I've seen two definitions of Krull dimension of a module $M$ over a (commutative) ring $R$, and their equivalence does not seem obvious:
Matsumura on page 31 of his book Commutative Ring Theory defines it as
$\dim M=\dim R/\operatorname{Ann}(M)=$ maximal length of a chain of primes in $V(\operatorname{Ann}(M)).$
Enochs and Jenda on page 54 of Relative Homological Algebra define it as
$\dim M=\dim {\rm Supp}(M)=$ maximal length of a chain of primes in ${\rm Supp}(M).$
I guess this "maximal length" is the same for two sets above, but what's the proof?

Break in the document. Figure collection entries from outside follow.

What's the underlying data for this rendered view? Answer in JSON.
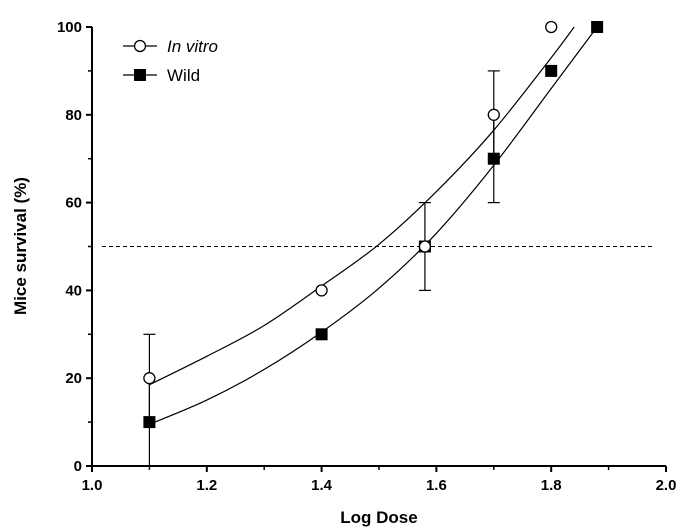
{
  "chart_data": {
    "type": "scatter",
    "xlabel": "Log Dose",
    "ylabel": "Mice survival (%)",
    "xlim": [
      1.0,
      2.0
    ],
    "ylim": [
      0,
      100
    ],
    "xticks": [
      "1.0",
      "1.2",
      "1.4",
      "1.6",
      "1.8",
      "2.0"
    ],
    "yticks": [
      "0",
      "20",
      "40",
      "60",
      "80",
      "100"
    ],
    "reference_line_y": 50,
    "legend_position": "top-left",
    "grid": false,
    "series": [
      {
        "name": "In vitro",
        "marker": "open-circle",
        "x": [
          1.1,
          1.4,
          1.58,
          1.7,
          1.8
        ],
        "y": [
          20,
          40,
          50,
          80,
          100
        ],
        "error": [
          10,
          0,
          10,
          10,
          0
        ],
        "fit_x": [
          1.1,
          1.2,
          1.3,
          1.4,
          1.5,
          1.6,
          1.7,
          1.8,
          1.84
        ],
        "fit_y": [
          18.5,
          25,
          32,
          41,
          50.5,
          62.5,
          76.5,
          93,
          100
        ]
      },
      {
        "name": "Wild",
        "marker": "filled-square",
        "x": [
          1.1,
          1.4,
          1.58,
          1.7,
          1.8,
          1.88
        ],
        "y": [
          10,
          30,
          50,
          70,
          90,
          100
        ],
        "error": [
          10,
          0,
          0,
          10,
          0,
          0
        ],
        "fit_x": [
          1.1,
          1.2,
          1.3,
          1.4,
          1.5,
          1.6,
          1.7,
          1.8,
          1.88
        ],
        "fit_y": [
          9.5,
          15,
          22,
          30.5,
          40.5,
          53,
          68.5,
          86,
          100
        ]
      }
    ]
  }
}
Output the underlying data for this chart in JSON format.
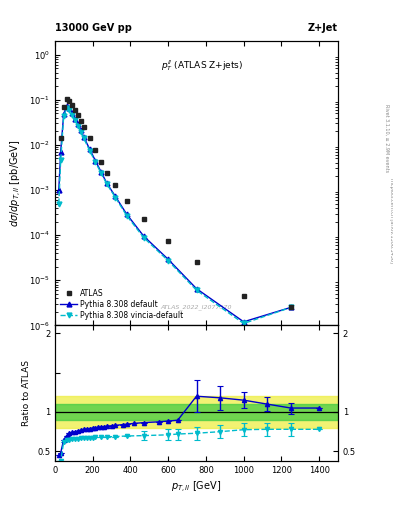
{
  "title_left": "13000 GeV pp",
  "title_right": "Z+Jet",
  "annotation": "$p_T^{ll}$ (ATLAS Z+jets)",
  "watermark": "ATLAS_2022_I2077570",
  "xlabel": "$p_{T,ll}$ [GeV]",
  "ylabel": "$d\\sigma/dp_{T,ll}$ [pb/GeV]",
  "ylabel_ratio": "Ratio to ATLAS",
  "atlas_x": [
    30,
    46,
    61.5,
    76.5,
    92,
    107,
    122,
    137,
    152,
    184,
    214.5,
    244.5,
    275,
    320,
    380,
    470,
    600,
    750,
    1000,
    1250
  ],
  "atlas_y": [
    0.014,
    0.07,
    0.102,
    0.095,
    0.078,
    0.06,
    0.045,
    0.034,
    0.025,
    0.014,
    0.0075,
    0.0042,
    0.0024,
    0.0013,
    0.00058,
    0.00023,
    7.5e-05,
    2.5e-05,
    4.5e-06,
    2.5e-06
  ],
  "pythia_def_x": [
    20,
    30,
    46,
    61.5,
    76.5,
    92,
    107,
    122,
    137,
    152,
    184,
    214.5,
    244.5,
    275,
    320,
    380,
    470,
    600,
    750,
    1000,
    1250
  ],
  "pythia_def_y": [
    0.001,
    0.007,
    0.048,
    0.072,
    0.065,
    0.05,
    0.038,
    0.0285,
    0.021,
    0.015,
    0.008,
    0.0044,
    0.0025,
    0.0014,
    0.00072,
    0.00029,
    9.5e-05,
    2.9e-05,
    6.5e-06,
    1.2e-06,
    2.5e-06
  ],
  "pythia_vincia_x": [
    20,
    30,
    46,
    61.5,
    76.5,
    92,
    107,
    122,
    137,
    152,
    184,
    214.5,
    244.5,
    275,
    320,
    380,
    470,
    600,
    750,
    1000,
    1250
  ],
  "pythia_vincia_y": [
    0.0005,
    0.0045,
    0.043,
    0.065,
    0.059,
    0.0455,
    0.035,
    0.0265,
    0.0195,
    0.014,
    0.0074,
    0.0041,
    0.00235,
    0.00135,
    0.00068,
    0.00027,
    8.8e-05,
    2.7e-05,
    6e-06,
    1.1e-06,
    2.5e-06
  ],
  "ratio_def_x": [
    20,
    30,
    46,
    61.5,
    76.5,
    92,
    107,
    122,
    137,
    152,
    167,
    184,
    199,
    214.5,
    229,
    244.5,
    260,
    275,
    300,
    320,
    360,
    380,
    420,
    470,
    550,
    600,
    650,
    750,
    875,
    1000,
    1125,
    1250,
    1400
  ],
  "ratio_def_y": [
    0.45,
    0.48,
    0.65,
    0.7,
    0.73,
    0.74,
    0.75,
    0.76,
    0.77,
    0.78,
    0.785,
    0.79,
    0.795,
    0.8,
    0.805,
    0.81,
    0.815,
    0.82,
    0.825,
    0.83,
    0.84,
    0.845,
    0.855,
    0.865,
    0.875,
    0.885,
    0.895,
    1.2,
    1.18,
    1.15,
    1.1,
    1.05,
    1.05
  ],
  "ratio_def_yerr": [
    0.0,
    0.0,
    0.0,
    0.0,
    0.0,
    0.0,
    0.0,
    0.0,
    0.0,
    0.0,
    0.0,
    0.0,
    0.0,
    0.0,
    0.0,
    0.0,
    0.0,
    0.0,
    0.0,
    0.0,
    0.0,
    0.0,
    0.0,
    0.0,
    0.0,
    0.0,
    0.0,
    0.2,
    0.15,
    0.1,
    0.09,
    0.07,
    0.0
  ],
  "ratio_vincia_x": [
    20,
    30,
    46,
    61.5,
    76.5,
    92,
    107,
    122,
    137,
    152,
    167,
    184,
    199,
    214.5,
    244.5,
    275,
    320,
    380,
    470,
    600,
    650,
    750,
    875,
    1000,
    1125,
    1250,
    1400
  ],
  "ratio_vincia_y": [
    0.35,
    0.38,
    0.62,
    0.645,
    0.65,
    0.655,
    0.66,
    0.663,
    0.666,
    0.668,
    0.67,
    0.672,
    0.674,
    0.676,
    0.68,
    0.684,
    0.688,
    0.695,
    0.7,
    0.71,
    0.72,
    0.73,
    0.75,
    0.775,
    0.78,
    0.78,
    0.78
  ],
  "ratio_vincia_yerr": [
    0.0,
    0.0,
    0.0,
    0.0,
    0.0,
    0.0,
    0.0,
    0.0,
    0.0,
    0.0,
    0.0,
    0.0,
    0.0,
    0.0,
    0.0,
    0.0,
    0.0,
    0.0,
    0.06,
    0.07,
    0.07,
    0.08,
    0.08,
    0.08,
    0.08,
    0.08,
    0.0
  ],
  "green_band": [
    0.9,
    1.1
  ],
  "yellow_band": [
    0.8,
    1.2
  ],
  "ylim_main": [
    1e-06,
    2.0
  ],
  "ylim_ratio": [
    0.38,
    2.1
  ],
  "xlim": [
    0,
    1500
  ],
  "color_atlas": "#222222",
  "color_pydef": "#0000cc",
  "color_pyvin": "#00bbcc",
  "legend_labels": [
    "ATLAS",
    "Pythia 8.308 default",
    "Pythia 8.308 vincia-default"
  ]
}
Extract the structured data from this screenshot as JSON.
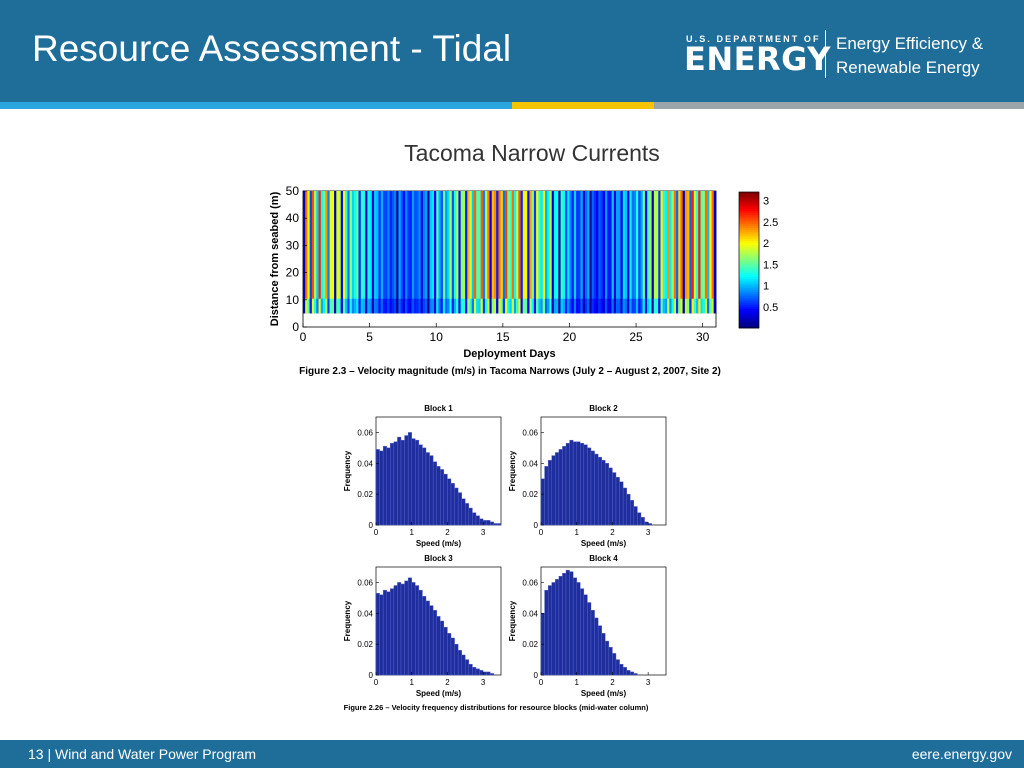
{
  "header": {
    "title": "Resource Assessment - Tidal",
    "doe_small": "U.S. DEPARTMENT OF",
    "doe_big": "ENERGY",
    "eere_line1": "Energy Efficiency &",
    "eere_line2": "Renewable Energy"
  },
  "subtitle": "Tacoma Narrow Currents",
  "footer": {
    "left": "13 | Wind and Water Power Program",
    "right": "eere.energy.gov"
  },
  "colors": {
    "header_bg": "#1f6e99",
    "stripe_blue": "#2aa5df",
    "stripe_yellow": "#f4c400",
    "stripe_gray": "#9aa5ab",
    "bar_fill": "#1f2e9e"
  },
  "chart_data": [
    {
      "type": "heatmap",
      "xlabel": "Deployment Days",
      "ylabel": "Distance from seabed (m)",
      "xlim": [
        0,
        31
      ],
      "ylim": [
        0,
        50
      ],
      "xticks": [
        0,
        5,
        10,
        15,
        20,
        25,
        30
      ],
      "yticks": [
        0,
        10,
        20,
        30,
        40,
        50
      ],
      "data_depth_range": [
        5,
        50
      ],
      "colorbar": {
        "min": 0,
        "max": 3.2,
        "ticks": [
          0.5,
          1,
          1.5,
          2,
          2.5,
          3
        ],
        "colormap": "jet"
      },
      "caption": "Figure 2.3 – Velocity magnitude (m/s) in Tacoma Narrows (July 2 – August 2, 2007, Site 2)"
    },
    {
      "type": "bar",
      "title": "Block 1",
      "xlabel": "Speed (m/s)",
      "ylabel": "Frequency",
      "xlim": [
        0,
        3.5
      ],
      "ylim": [
        0,
        0.07
      ],
      "xticks": [
        0,
        1,
        2,
        3
      ],
      "yticks": [
        0,
        0.02,
        0.04,
        0.06
      ],
      "bin_width": 0.1,
      "values": [
        0.049,
        0.048,
        0.051,
        0.05,
        0.053,
        0.054,
        0.057,
        0.055,
        0.058,
        0.06,
        0.056,
        0.055,
        0.052,
        0.05,
        0.047,
        0.045,
        0.041,
        0.038,
        0.036,
        0.033,
        0.03,
        0.027,
        0.024,
        0.021,
        0.017,
        0.014,
        0.011,
        0.008,
        0.006,
        0.004,
        0.003,
        0.003,
        0.002,
        0.001,
        0.001
      ]
    },
    {
      "type": "bar",
      "title": "Block 2",
      "xlabel": "Speed (m/s)",
      "ylabel": "Frequency",
      "xlim": [
        0,
        3.5
      ],
      "ylim": [
        0,
        0.07
      ],
      "xticks": [
        0,
        1,
        2,
        3
      ],
      "yticks": [
        0,
        0.02,
        0.04,
        0.06
      ],
      "bin_width": 0.1,
      "values": [
        0.03,
        0.038,
        0.042,
        0.045,
        0.047,
        0.049,
        0.051,
        0.053,
        0.055,
        0.054,
        0.054,
        0.053,
        0.052,
        0.05,
        0.048,
        0.046,
        0.044,
        0.042,
        0.04,
        0.037,
        0.034,
        0.031,
        0.028,
        0.024,
        0.02,
        0.016,
        0.012,
        0.008,
        0.005,
        0.002,
        0.001
      ]
    },
    {
      "type": "bar",
      "title": "Block 3",
      "xlabel": "Speed (m/s)",
      "ylabel": "Frequency",
      "xlim": [
        0,
        3.5
      ],
      "ylim": [
        0,
        0.07
      ],
      "xticks": [
        0,
        1,
        2,
        3
      ],
      "yticks": [
        0,
        0.02,
        0.04,
        0.06
      ],
      "bin_width": 0.1,
      "values": [
        0.053,
        0.052,
        0.055,
        0.054,
        0.056,
        0.058,
        0.06,
        0.059,
        0.061,
        0.063,
        0.06,
        0.058,
        0.055,
        0.051,
        0.048,
        0.045,
        0.042,
        0.038,
        0.035,
        0.031,
        0.027,
        0.024,
        0.02,
        0.016,
        0.013,
        0.01,
        0.007,
        0.005,
        0.004,
        0.003,
        0.002,
        0.002,
        0.001
      ]
    },
    {
      "type": "bar",
      "title": "Block 4",
      "xlabel": "Speed (m/s)",
      "ylabel": "Frequency",
      "xlim": [
        0,
        3.5
      ],
      "ylim": [
        0,
        0.07
      ],
      "xticks": [
        0,
        1,
        2,
        3
      ],
      "yticks": [
        0,
        0.02,
        0.04,
        0.06
      ],
      "bin_width": 0.1,
      "values": [
        0.04,
        0.055,
        0.058,
        0.06,
        0.062,
        0.064,
        0.066,
        0.068,
        0.067,
        0.063,
        0.06,
        0.056,
        0.052,
        0.047,
        0.042,
        0.037,
        0.032,
        0.027,
        0.022,
        0.018,
        0.014,
        0.01,
        0.007,
        0.005,
        0.003,
        0.002,
        0.001
      ]
    }
  ],
  "histogram_caption": "Figure 2.26 – Velocity frequency distributions for resource blocks (mid-water column)"
}
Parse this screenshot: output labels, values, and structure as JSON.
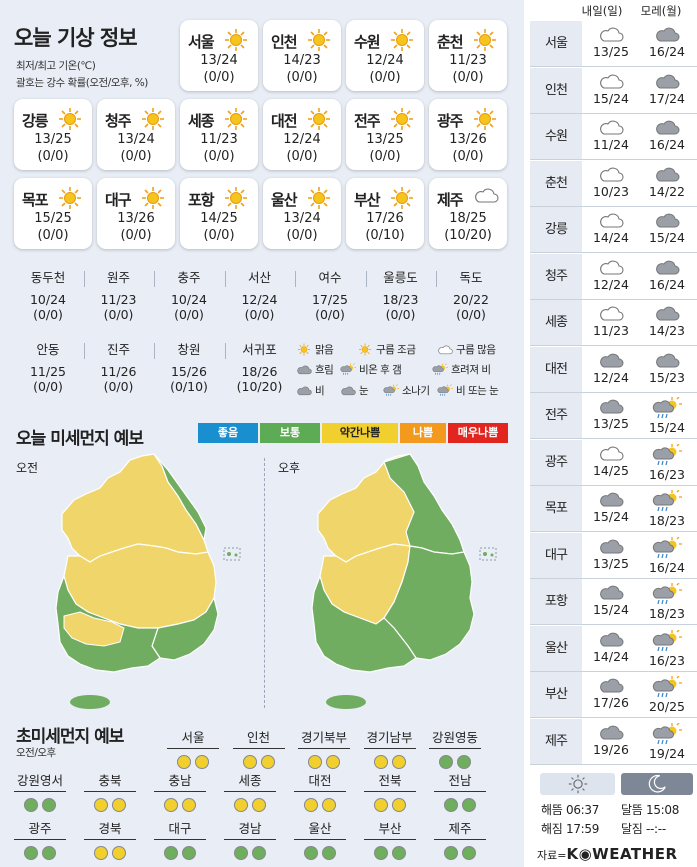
{
  "header": {
    "title": "오늘 기상 정보",
    "line1": "최저/최고 기온(℃)",
    "line2": "괄호는 강수 확률(오전/오후, %)"
  },
  "cards": [
    {
      "city": "서울",
      "temp": "13/24",
      "prob": "(0/0)",
      "icon": "sun-icon"
    },
    {
      "city": "인천",
      "temp": "14/23",
      "prob": "(0/0)",
      "icon": "sun-icon"
    },
    {
      "city": "수원",
      "temp": "12/24",
      "prob": "(0/0)",
      "icon": "sun-icon"
    },
    {
      "city": "춘천",
      "temp": "11/23",
      "prob": "(0/0)",
      "icon": "sun-icon"
    },
    {
      "city": "강릉",
      "temp": "13/25",
      "prob": "(0/0)",
      "icon": "sun-icon"
    },
    {
      "city": "청주",
      "temp": "13/24",
      "prob": "(0/0)",
      "icon": "sun-icon"
    },
    {
      "city": "세종",
      "temp": "11/23",
      "prob": "(0/0)",
      "icon": "sun-icon"
    },
    {
      "city": "대전",
      "temp": "12/24",
      "prob": "(0/0)",
      "icon": "sun-icon"
    },
    {
      "city": "전주",
      "temp": "13/25",
      "prob": "(0/0)",
      "icon": "sun-icon"
    },
    {
      "city": "광주",
      "temp": "13/26",
      "prob": "(0/0)",
      "icon": "sun-icon"
    },
    {
      "city": "목포",
      "temp": "15/25",
      "prob": "(0/0)",
      "icon": "sun-icon"
    },
    {
      "city": "대구",
      "temp": "13/26",
      "prob": "(0/0)",
      "icon": "sun-icon"
    },
    {
      "city": "포항",
      "temp": "14/25",
      "prob": "(0/0)",
      "icon": "sun-icon"
    },
    {
      "city": "울산",
      "temp": "13/24",
      "prob": "(0/0)",
      "icon": "sun-icon"
    },
    {
      "city": "부산",
      "temp": "17/26",
      "prob": "(0/10)",
      "icon": "sun-icon"
    },
    {
      "city": "제주",
      "temp": "18/25",
      "prob": "(10/20)",
      "icon": "cloud-icon"
    }
  ],
  "small_cities": [
    {
      "city": "동두천",
      "temp": "10/24",
      "prob": "(0/0)"
    },
    {
      "city": "원주",
      "temp": "11/23",
      "prob": "(0/0)"
    },
    {
      "city": "충주",
      "temp": "10/24",
      "prob": "(0/0)"
    },
    {
      "city": "서산",
      "temp": "12/24",
      "prob": "(0/0)"
    },
    {
      "city": "여수",
      "temp": "17/25",
      "prob": "(0/0)"
    },
    {
      "city": "울릉도",
      "temp": "18/23",
      "prob": "(0/0)"
    },
    {
      "city": "독도",
      "temp": "20/22",
      "prob": "(0/0)"
    },
    {
      "city": "안동",
      "temp": "11/25",
      "prob": "(0/0)"
    },
    {
      "city": "진주",
      "temp": "11/26",
      "prob": "(0/0)"
    },
    {
      "city": "창원",
      "temp": "15/26",
      "prob": "(0/10)"
    },
    {
      "city": "서귀포",
      "temp": "18/26",
      "prob": "(10/20)"
    }
  ],
  "legend": {
    "clear": "맑음",
    "few_clouds": "구름 조금",
    "many_clouds": "구름 많음",
    "overcast": "흐림",
    "rain_then_clear": "비온 후 갬",
    "cloudy_rain": "흐려져 비",
    "rain": "비",
    "snow": "눈",
    "shower": "소나기",
    "rain_or_snow": "비 또는 눈"
  },
  "dust": {
    "title": "오늘 미세먼지 예보",
    "scale": [
      {
        "label": "좋음",
        "color": "#1a8fd0"
      },
      {
        "label": "보통",
        "color": "#5dab54"
      },
      {
        "label": "약간나쁨",
        "color": "#f0cf2f"
      },
      {
        "label": "나쁨",
        "color": "#f39a1e"
      },
      {
        "label": "매우나쁨",
        "color": "#e2261f"
      }
    ],
    "am": "오전",
    "pm": "오후"
  },
  "pm25": {
    "title": "초미세먼지 예보",
    "subtitle": "오전/오후",
    "regions": [
      {
        "name": "서울",
        "am": "yellow",
        "pm": "yellow"
      },
      {
        "name": "인천",
        "am": "yellow",
        "pm": "yellow"
      },
      {
        "name": "경기북부",
        "am": "yellow",
        "pm": "yellow"
      },
      {
        "name": "경기남부",
        "am": "yellow",
        "pm": "yellow"
      },
      {
        "name": "강원영동",
        "am": "green",
        "pm": "green"
      },
      {
        "name": "강원영서",
        "am": "green",
        "pm": "green"
      },
      {
        "name": "충북",
        "am": "yellow",
        "pm": "yellow"
      },
      {
        "name": "충남",
        "am": "yellow",
        "pm": "yellow"
      },
      {
        "name": "세종",
        "am": "yellow",
        "pm": "yellow"
      },
      {
        "name": "대전",
        "am": "yellow",
        "pm": "yellow"
      },
      {
        "name": "전북",
        "am": "yellow",
        "pm": "yellow"
      },
      {
        "name": "전남",
        "am": "green",
        "pm": "green"
      },
      {
        "name": "광주",
        "am": "green",
        "pm": "green"
      },
      {
        "name": "경북",
        "am": "yellow",
        "pm": "yellow"
      },
      {
        "name": "대구",
        "am": "green",
        "pm": "green"
      },
      {
        "name": "경남",
        "am": "green",
        "pm": "green"
      },
      {
        "name": "울산",
        "am": "green",
        "pm": "green"
      },
      {
        "name": "부산",
        "am": "green",
        "pm": "green"
      },
      {
        "name": "제주",
        "am": "green",
        "pm": "green"
      }
    ]
  },
  "forecast": {
    "day1": "내일(일)",
    "day2": "모레(월)",
    "rows": [
      {
        "city": "서울",
        "d1": {
          "icon": "cloud-icon",
          "temp": "13/25"
        },
        "d2": {
          "icon": "overcast-icon",
          "temp": "16/24"
        }
      },
      {
        "city": "인천",
        "d1": {
          "icon": "cloud-icon",
          "temp": "15/24"
        },
        "d2": {
          "icon": "overcast-icon",
          "temp": "17/24"
        }
      },
      {
        "city": "수원",
        "d1": {
          "icon": "cloud-icon",
          "temp": "11/24"
        },
        "d2": {
          "icon": "overcast-icon",
          "temp": "16/24"
        }
      },
      {
        "city": "춘천",
        "d1": {
          "icon": "cloud-icon",
          "temp": "10/23"
        },
        "d2": {
          "icon": "overcast-icon",
          "temp": "14/22"
        }
      },
      {
        "city": "강릉",
        "d1": {
          "icon": "cloud-icon",
          "temp": "14/24"
        },
        "d2": {
          "icon": "overcast-icon",
          "temp": "15/24"
        }
      },
      {
        "city": "청주",
        "d1": {
          "icon": "cloud-icon",
          "temp": "12/24"
        },
        "d2": {
          "icon": "overcast-icon",
          "temp": "16/24"
        }
      },
      {
        "city": "세종",
        "d1": {
          "icon": "cloud-icon",
          "temp": "11/23"
        },
        "d2": {
          "icon": "overcast-icon",
          "temp": "14/23"
        }
      },
      {
        "city": "대전",
        "d1": {
          "icon": "overcast-icon",
          "temp": "12/24"
        },
        "d2": {
          "icon": "overcast-icon",
          "temp": "15/23"
        }
      },
      {
        "city": "전주",
        "d1": {
          "icon": "overcast-icon",
          "temp": "13/25"
        },
        "d2": {
          "icon": "rain-then-clear-icon",
          "temp": "15/24"
        }
      },
      {
        "city": "광주",
        "d1": {
          "icon": "cloud-icon",
          "temp": "14/25"
        },
        "d2": {
          "icon": "rain-then-clear-icon",
          "temp": "16/23"
        }
      },
      {
        "city": "목포",
        "d1": {
          "icon": "overcast-icon",
          "temp": "15/24"
        },
        "d2": {
          "icon": "rain-then-clear-icon",
          "temp": "18/23"
        }
      },
      {
        "city": "대구",
        "d1": {
          "icon": "overcast-icon",
          "temp": "13/25"
        },
        "d2": {
          "icon": "rain-then-clear-icon",
          "temp": "16/24"
        }
      },
      {
        "city": "포항",
        "d1": {
          "icon": "overcast-icon",
          "temp": "15/24"
        },
        "d2": {
          "icon": "rain-then-clear-icon",
          "temp": "18/23"
        }
      },
      {
        "city": "울산",
        "d1": {
          "icon": "overcast-icon",
          "temp": "14/24"
        },
        "d2": {
          "icon": "rain-then-clear-icon",
          "temp": "16/23"
        }
      },
      {
        "city": "부산",
        "d1": {
          "icon": "overcast-icon",
          "temp": "17/26"
        },
        "d2": {
          "icon": "rain-then-clear-icon",
          "temp": "20/25"
        }
      },
      {
        "city": "제주",
        "d1": {
          "icon": "overcast-icon",
          "temp": "19/26"
        },
        "d2": {
          "icon": "rain-then-clear-icon",
          "temp": "19/24"
        }
      }
    ]
  },
  "sun": {
    "sunrise": "해뜸 06:37",
    "sunset": "해짐 17:59",
    "moonrise": "달뜸 15:08",
    "moonset": "달짐 --:--"
  },
  "source": {
    "prefix": "자료=",
    "brand": "K◉WEATHER"
  }
}
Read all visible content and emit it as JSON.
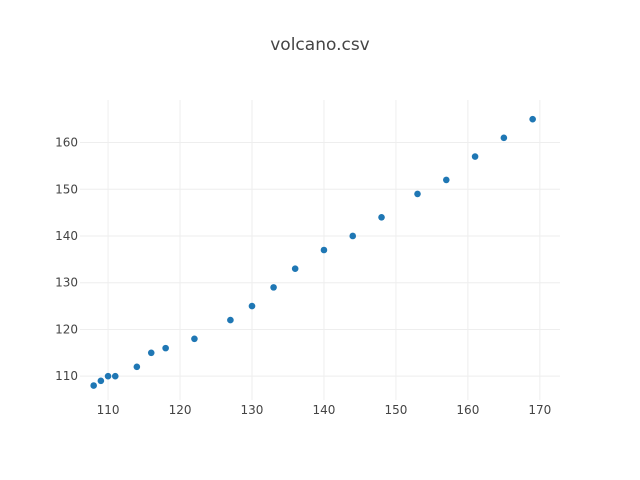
{
  "chart_data": {
    "type": "scatter",
    "title": "volcano.csv",
    "xlabel": "",
    "ylabel": "",
    "xlim": [
      106.1,
      172.8
    ],
    "ylim": [
      104.9,
      169.1
    ],
    "x_ticks": [
      110,
      120,
      130,
      140,
      150,
      160,
      170
    ],
    "y_ticks": [
      110,
      120,
      130,
      140,
      150,
      160
    ],
    "grid": true,
    "marker_color": "#1f77b4",
    "series": [
      {
        "x": [
          108,
          109,
          110,
          111,
          114,
          116,
          118,
          122,
          127,
          130,
          133,
          136,
          140,
          144,
          148,
          153,
          157,
          161,
          165,
          169
        ],
        "y": [
          108,
          109,
          110,
          110,
          112,
          115,
          116,
          118,
          122,
          125,
          129,
          133,
          137,
          140,
          144,
          149,
          152,
          157,
          161,
          165
        ]
      }
    ]
  }
}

Otherwise how are two definitions equivalent?
PS: I already know that $\mathrm{Supp}(M)\subseteq V(\operatorname{Ann}(M))$ and that both definitions are equivalent for finitely generated modules.
These definitions are not the same in general, if $M$ is not f.g.
Consider the module $\mathbb Q_p/\mathbb Z_p$ over $\mathbb Z_p$. Its annihilator is $0$, so the first definition gives dimension $1$. On the other hand, its support is the closed point of Spec $\mathbb Z_p$, and so the second definition gives dimension $0$.
If you are reading an article that applies the notion of dimension in the non-f.g. context, then you will either have to look and see if the author defines their terms, or else determine from the context (e.g. how they argue) which definition is in use.